Siapa saja yang menunggu waktu shalat berikutnya tiba, di dalam masjid, akan memperoleh 4 (empat) keistimewaan yaitu :
1.    Ia seperti seorang yang selalu siap tempur di jalan Allah.
2.    Dicatat baginya pahala shalat meskipun ia menantikannya dalam keadaan duduk.
3.    Para malaikat memohonkan ampunan untuknya.
4.    Jika pada saat itu dia mengisi waktunya dengan membaca Al-Qur’an dan   zikrullah maka akan ditambahkan baginya pahala tilawah dan zikir.
c.         Seseorang yang selalu melaksanakan shalat berjama`ah dijamin terlepas dari sifat nifaq.
عَنِ ابْنِ مَسْعُوْدٍ   رضي الله عنه   قَالَ ((مَنْ سَرَّهُ أنْ يَلْقَى اللَّهَ غَدًا مُسْلِمًا فَلْيُحَافِظْ عَلَى هَؤُلاءِ الصَّلَوَاتِ حَيْثُ يُنَادَى بِهِنَّ فَإنَّ اللَّهَ شَرَعَ لِنَبِيِّكُمْ صَلَّى اللَّهم عَلَيْهِ وَسَلَّمَ سُنَنَ الْهُدَى وَإنَّهُنَّ مِنْ سُنَنِ الْهُدَى وَلَوْ أنَّكُمْ صَلَّيْتُمْ فِي بُيُوتِكُمْ كَمَا يُصَلِّي هَذَا الْمُتَخَلِّفُ فِي بَيْتِهِ لَتَرَكْتُمْ سُنَّةَ نَبِيِّكُمْ وَلَوْ تَرَكْتُمْ سُنَّةَ نَبِيِّكُمْ لَضَلَلْتُمْ وَمَا مِنْ رَجُلٍ يَتَطَهَّرُ فَيُحْسِنُ الطُّهُورَ ثُمَّ يَعْمِدُ إلَى مَسْجِدٍ مِنْ هَذِهِ الْمَسَاجِدِ إلاّ كَتَبَ اللَّهُ لَهُ بِكُلِّ خَطْوَةٍ يَخْطُوهَا حَسَنَةً وَيَرْفَعُهُ بِهَا دَرَجَةً وَيَحُطُّ عَنْهُ بِهَا سَيِّئَةً وَلَقَدْ رَأيْتُنَا وَمَا يَتَخَلَّفُ عَنْهَا إلاّ مُنَافِقٌ مَعْلُومُ النِّفَاقِ وَلَقَدْ كَانَ الرَّجُلُ يُؤْتَى بِهِ يُهَادَى بَيْنَ الرَّجُلَيْنِ حَتَّى يُقَامَ فِي الصَّفِّ )). رواه مسلم.
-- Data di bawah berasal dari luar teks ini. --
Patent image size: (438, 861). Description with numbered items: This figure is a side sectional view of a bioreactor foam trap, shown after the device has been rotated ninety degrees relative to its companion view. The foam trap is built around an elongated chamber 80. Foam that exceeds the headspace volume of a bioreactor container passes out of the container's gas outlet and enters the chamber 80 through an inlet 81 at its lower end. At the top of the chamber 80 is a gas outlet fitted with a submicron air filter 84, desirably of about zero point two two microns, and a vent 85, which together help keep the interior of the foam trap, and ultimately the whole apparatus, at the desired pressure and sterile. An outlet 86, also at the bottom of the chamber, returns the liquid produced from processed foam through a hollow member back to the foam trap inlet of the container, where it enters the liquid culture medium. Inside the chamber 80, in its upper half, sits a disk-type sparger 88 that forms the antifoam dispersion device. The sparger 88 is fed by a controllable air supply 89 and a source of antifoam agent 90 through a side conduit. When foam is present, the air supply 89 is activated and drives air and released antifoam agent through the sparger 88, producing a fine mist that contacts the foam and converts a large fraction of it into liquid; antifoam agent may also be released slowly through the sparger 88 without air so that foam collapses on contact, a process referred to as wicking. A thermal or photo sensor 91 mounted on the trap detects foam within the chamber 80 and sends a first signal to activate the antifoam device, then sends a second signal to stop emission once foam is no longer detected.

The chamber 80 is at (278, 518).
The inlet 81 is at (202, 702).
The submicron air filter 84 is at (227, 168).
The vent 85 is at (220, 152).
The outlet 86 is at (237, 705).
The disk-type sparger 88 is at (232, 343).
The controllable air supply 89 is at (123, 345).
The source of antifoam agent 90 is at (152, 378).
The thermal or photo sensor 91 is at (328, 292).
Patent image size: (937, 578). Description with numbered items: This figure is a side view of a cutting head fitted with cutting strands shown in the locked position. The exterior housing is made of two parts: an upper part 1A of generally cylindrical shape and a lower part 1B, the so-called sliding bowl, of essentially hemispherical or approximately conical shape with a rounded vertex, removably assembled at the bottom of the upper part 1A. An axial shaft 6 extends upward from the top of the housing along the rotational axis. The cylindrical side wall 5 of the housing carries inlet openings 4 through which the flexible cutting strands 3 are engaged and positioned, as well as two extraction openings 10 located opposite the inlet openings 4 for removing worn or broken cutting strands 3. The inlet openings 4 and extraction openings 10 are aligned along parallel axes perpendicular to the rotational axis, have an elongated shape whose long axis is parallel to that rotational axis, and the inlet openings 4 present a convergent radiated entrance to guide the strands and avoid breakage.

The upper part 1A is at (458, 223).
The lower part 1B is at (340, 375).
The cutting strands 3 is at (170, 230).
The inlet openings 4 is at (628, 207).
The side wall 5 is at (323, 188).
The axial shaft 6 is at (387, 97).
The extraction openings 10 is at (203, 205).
Dari Ibnu Mas`ud   رضي الله عنه   berkata: ))Barangsiapa yang ingin bertemu dengan Allah kelak (dalam keadaan) sebagai seorang muslim, maka hendaklah dia memelihara shalat setiap kali ia mendengar panggilan shalat. Sesungguhnya Allah telah mensyariatkan sunnanal huda (jalan-jalan petunjuk) dan sesungguhnya shalat berjama’ah merupakan bagian dari sunnanil huda. Apabila kamu shalat sendirian di rumahmu seperti kebiasaan shalat yang dilakukan oleh seorang mukhallif (yang meninggalkan shalat berjama’ah) ini, berarti kamu telah meninggalkan sunnah nabimu, apabila kamu telah meninggalkan sunnah nabimu, berarti kamu telah tersesat. Tiada seorang pun yang bersuci (berwudhu’) dengan sebaik-baiknya, kemudian dia pergi menuju salah satu masjid melainkan Allah mencatat baginya untuk setiap langkah yang diayunkannya satu kebajikan dan diangkat derajatnya satu tingkat dan dihapuskan baginya satu dosa. Sesungguhnya kami berpendapat, tiada seorang pun yang meninggalkan shalat berjama’ah melainkan seorang munafik yang jelas-jelas nifak. Dan sesungguhnya pada masa dahulu ada seorang pria yang datang untuk shalat berjama`ah dengan dipapah oleh dua orang laki-laki sampai ia didirikan di dalam barisan shaff shalat berjama’ah.)) H.R. Muslim.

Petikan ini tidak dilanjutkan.